This article was produced by Olswang LLP, which joined with CMS on 1 May 2017.
The Court of Appeal recently considered the issue of whether an anti-oral variation clause prevented the oral variation of a written agreement. The Court’s decision may surprise some.
It is fairly common for written contracts to include a term that any variation of the contract must be in writing. There are good reasons to include such provisions, namely to promote certainty and control. Parties do no want to be met with claims that a discussion resulted in some variation of their agreement. Businesses may also be concerned about their employees entering into oral agreements which are binding upon the organisation, but which it knew nothing about.
The case of MWB Business Exchange Centres Ltd v Rock Advertising (2016) concerned a written agreement under which Rock occupied as licencee premises managed by MWB. Rock fell behind in its licence payments and MWB purported to terminate the agreement and claimed back the arrears and other charges. Rock however claimed it was not in breach of the agreement because it had met with MWB’s credit controller who had agreed at that meeting to re-schedule the payments. MWB pointed out that the written agreement between the parties included a term that all variations, “must be agreed, set out in writing and signed on behalf of both parties before they take effect.” Unsurprisingly, MWB contended that this clause precluded any oral re-negotiation of the payment procedure.

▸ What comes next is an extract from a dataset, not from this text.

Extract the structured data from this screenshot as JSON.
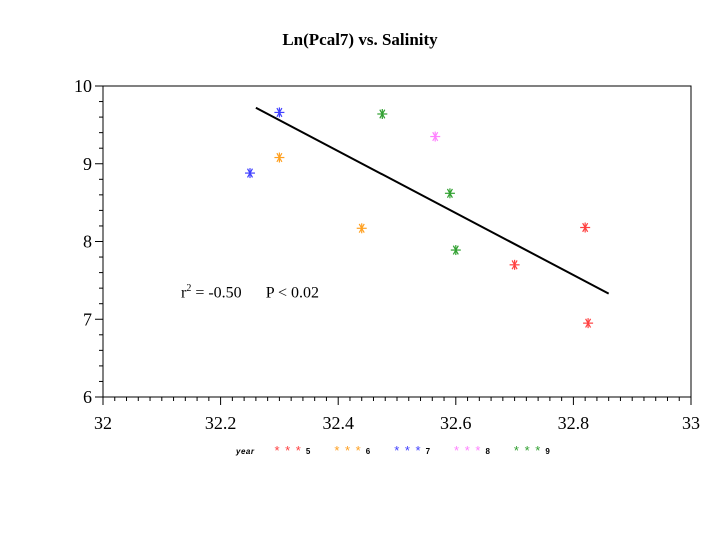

Whilst the judge at first instance agreed with MWB that the clause precluded any oral re-negotiation of the payment procedure, the Court of Appeal preferred the view that it was possible for contracting parties to agree to vary or waive a requirement that any variation be in writing. Since MWB’s credit controller had agreed to vary the payment terms, and she had ostensible authority to do so, there had been an oral variation of the agreement which was not precluded by the express terms of the contract. The Court’s reasoning was based upon a long held view that parties should have freedom of contract. As one US judge (to which the Court of Appeal referred) put it, “[t]hose who make a contract, may unmake it. The clause which forbids a change, may be changed like any other.”
If anti-oral variations clause do not preclude an oral agreement, is there any point in using them? In my view, there is. A judge is likely to require compelling evidence that the parties’ discussions were intended to orally vary a written contract incorporating an anti-oral variation clause. Such a clause also encourages the parties to ensure that oral variations are properly documented, thereby reducing the scope for any disagreement between the parties as to the terms of their agreement.
Nevertheless, it is clear that businesses cannot easily “contract out” of the risk of staff entering into oral variations of written agreements. This should highlight the need for proper training to ensure that employees are aware that their discussions and actions could be contractually binding on their businesses. It will usually be sensible for certain types of discussions to be carried out on a “subject to contract” basis to show that the parties do not intend any legal consequences to flow from their communications.